Friday, August 9, 2019

Review: Children of Time

Children of Time Children of Time by Adrian Tchaikovsky
My rating: 4 of 5 stars

This one is only a few years old, but it feels as if it’s stepped out of what they call the “classic sci-fi” era of the 1950s and early 1960s.

I mean that mostly in a positive way. The characters are generally flat, and there’s a fundamental clumsiness to the way Tchaikovsky handles plot, but the bottom line is that this is a novel that’s exploring a big idea. In this case, that idea is what it means for us – for us as human beings – to declare a fundamental right to our planet.

The premise – the result of several contrived plot twists – is that the last of the human race is aboard a failing space ark and hoping to land on a planet that earlier generations terraformed. That new planet, however, is home to a species of intelligent spiders, shaped for the most part by the accident of a virus intended to speed up natural selection along human lines.

So, the fundamental ethical conflict is whether “we” as humans should have the right to claim an alien planet for ourselves or whether the spiders, who are also somewhat like “us,” should have the right to maintain the only home world they’ve known.

Intriguingly, Tchaikovsky doesn’t take sides. While the narrative strategy is awkward, the effect is spot on. Roughly half the chapters come from the perspective of the humans on the ark, humans who – thanks to cryogenic naps – wake up every few decades to get up to speed on recent changes. The other half come from spiders. In a clever sci-fi move, Tchaikovsky has those spiders recall what their ancestors learned. As a result, we have a version of the same protagonists from the time they first dimly sense that working together with a quasi-language will allow them to conquer up to the generations able to launch satellites. The same names recur, and the same general personality quirks predominate.

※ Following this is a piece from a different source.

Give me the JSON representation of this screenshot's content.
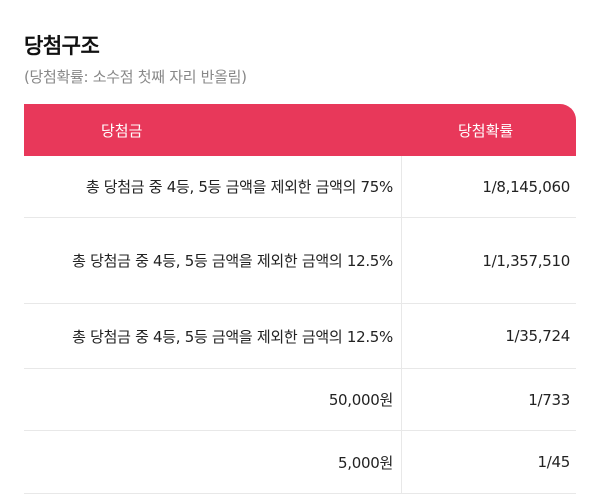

As a [SPOILER:] Tchaikovsky ultimately ducks the issue or, as it seems, sets up a sequel that defers some of the same questions. (He allows the surviving humans to become infected by the same virus which allows them to understand the mutual possibilities for life on the planet.)

I did enjoy this, more than I anticipated, and Tchaikovsky has many moments of real cleverness. A particular favorite of mine comes when they discover another terraforming experiment. Instead of becoming Earth-like, however, the planet has gradually evolved into the home of a single planet-sized fungus. I thought that was a striking way to imagine what we might do in our attempts to direct life.

I’m not sure I’m on board for what I see is the sequel, though. This is a book that contemplates evolution and its ethical implications in thoughtful ways. Much of sci-fi has evolved over the last forty years, though, and it’s done so for reasons that I generally admire: more psychologically grounded characters and more sophisticated narrative control. Like the planet at its center, this one has evolved in different and unexpected ways, and I think I’ll look for work written in what I recognize as stronger ways.